Hold up, you just told me mass has nothing to do with centrifugal force, then you correct your equation, then you correct your statement saying, "yes, [increased mass does increase force]"

Then you proceed to brow beat me and offer no solution to a math problem that has to have a solution because MASS DOES MATTER. Please do not respond to this post anymore unless you have the answer. Thank you.

Struggling to find an interpretation of the problem that results in something meaningful...

What mass would the Earth have to have for the centrifugal force on an object resting on its surface to match the gravitational force on that object?

Let M be the mass of the earth, m be the mass of the object on its surface, r be the Earth's radius and G be Newton's universal gravitational constant.
Let $\omega$ be the rotational speed of the Earth (in radians per unit of time).

Gravitational force = $\frac{GmM}{r^2}$
Centrifugal force = $m\omega^2r$

Solve for M.

$\frac{GmM}{r^2} = m\omega^2r$
$\frac{GM}{r^2} = \omega^2r$
$GM = \omega^2r^3$
$M = \frac{\omega^2r^3}{G}$

 

[Orodruin]

So you agree that if the radius and velocity remain constant, that the size of the mass increasing will increase the force though, right?

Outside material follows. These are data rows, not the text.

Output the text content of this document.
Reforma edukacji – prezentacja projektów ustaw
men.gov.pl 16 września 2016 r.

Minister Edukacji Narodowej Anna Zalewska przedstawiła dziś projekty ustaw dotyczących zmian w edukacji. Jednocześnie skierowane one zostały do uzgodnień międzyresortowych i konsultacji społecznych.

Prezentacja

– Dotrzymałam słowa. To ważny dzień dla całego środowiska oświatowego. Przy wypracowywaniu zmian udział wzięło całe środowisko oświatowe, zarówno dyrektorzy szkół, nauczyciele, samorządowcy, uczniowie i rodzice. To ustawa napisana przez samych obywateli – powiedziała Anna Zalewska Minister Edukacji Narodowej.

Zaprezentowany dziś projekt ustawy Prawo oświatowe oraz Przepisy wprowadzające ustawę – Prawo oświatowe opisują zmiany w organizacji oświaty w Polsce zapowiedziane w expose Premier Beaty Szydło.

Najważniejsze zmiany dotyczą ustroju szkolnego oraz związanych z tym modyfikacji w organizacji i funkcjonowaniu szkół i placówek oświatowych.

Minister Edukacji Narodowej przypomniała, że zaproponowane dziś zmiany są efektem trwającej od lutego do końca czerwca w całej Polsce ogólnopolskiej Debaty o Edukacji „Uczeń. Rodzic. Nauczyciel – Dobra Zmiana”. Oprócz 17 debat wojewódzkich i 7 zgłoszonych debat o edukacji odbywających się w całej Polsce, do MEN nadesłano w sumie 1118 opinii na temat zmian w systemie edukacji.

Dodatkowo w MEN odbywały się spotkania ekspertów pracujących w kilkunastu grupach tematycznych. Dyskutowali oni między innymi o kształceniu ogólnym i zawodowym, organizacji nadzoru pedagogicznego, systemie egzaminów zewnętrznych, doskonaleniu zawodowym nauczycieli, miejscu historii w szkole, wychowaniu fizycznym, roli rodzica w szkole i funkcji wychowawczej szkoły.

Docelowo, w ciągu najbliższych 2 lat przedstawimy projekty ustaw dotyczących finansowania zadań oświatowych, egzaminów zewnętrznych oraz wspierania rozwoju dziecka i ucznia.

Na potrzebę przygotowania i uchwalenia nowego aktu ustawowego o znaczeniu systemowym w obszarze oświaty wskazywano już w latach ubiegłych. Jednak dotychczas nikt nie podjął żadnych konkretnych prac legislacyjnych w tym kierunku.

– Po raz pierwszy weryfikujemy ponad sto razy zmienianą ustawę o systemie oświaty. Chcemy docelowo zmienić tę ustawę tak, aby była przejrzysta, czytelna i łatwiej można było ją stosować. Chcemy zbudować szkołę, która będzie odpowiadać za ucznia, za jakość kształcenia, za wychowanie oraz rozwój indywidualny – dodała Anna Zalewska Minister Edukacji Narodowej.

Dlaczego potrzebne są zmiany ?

Yes, but so will the force of gravity, which is also proportional to the mass. What is constant is he gravitational acceleration and the centripetal acceleration, not the gravitational force or the centripetal force. You cannot just make an assumption and then stubbornly claim that it is correct when it is in contradiction to experimental observations. Physics is an empirical science, not philosophy.

Thread closed.

 

[Janus]

Hi, thank you also.

According to Newton's second law the centripetal force can be expressed as

Fc = m ac

= m v2 / r

Are you saying that the centrifugal force is not derived from the same equation and centripetal force? Or are you saying that the result of centrifugal force is not the actual acceleration multiplier on the mass? I get that F has the mass/acceleration mixed in, but even "mass" has mass/acceleration mixed in because the "mass" is a result of gravity on the mass. Gravity is a constant so they use that constant to form weights. I am saying the energy expressed in this equation is a rate of energy transfer. Newtons are really a rate of energy transfer, but it has to have time or distance for it to express the rate.

So far this is what I think, centrifugal force is on mass, so it isn't "independent" of mass. Centrifugal force expresses the acceleration on the weight in Newtons. Gravity force is expressed as weight in Newtons as 143 N. Since I am expressing gravity this way, I expressed centrifugal force the same way. Both my equations are expressing the effects of acceleration as force, no?

I am saying that when comparing the two, you have to stick to acceleration or force in both cases. I don't know where you got that 143 N figure from, as gravitational force would vary from object to object and does depend on mass. The 143 N force you give would be the gravitational force acting on a ~14.56 kg mass sitting on the surface of the Earth, but an object with a different mass would experience a different gravitational force. When we measure the weight of something we are actually measuring the gravitational force acting on it.

Gravitational force between two masses is
F_g = \frac{GMm}{d^2}

Where G is the universal gravitational constant
M and m are the masses involved
d is the distance between the centers of the masses.

If M is the mass of the Earth, then GM has the value of 3.987x10^14 m³/s²
this is sometimes expressed as \mu

Since F=ma and ergo a=F/m

The acceleration due to gravity is
F_g/m
or
A_g = \frac{\mu}{d^2}

which depends of the distance from the center of the Earth where it is measured.

Using the figure for the radius of the Earth you gave, this gives an answer of 9.82 m/sec² this holds for any mass near the surface of the Earth.

As you already noted, centripetal force can be found by

F_c = v^2m/r

And as above centripetal acceleration is

A_c = v^2/r

Which again holds for any mass.

So there is no critical mass for an object resting the surface of the Earth for which the centripetal force needed to hold object on the surface against the spin of the Earth exceeds the force of gravity acting on it. The centripetal force does increase with mass, but so does the gravitational force (weight).

And as I pointed out earlier, the gravitational acceleration far exceeds the required centripetal acceleration.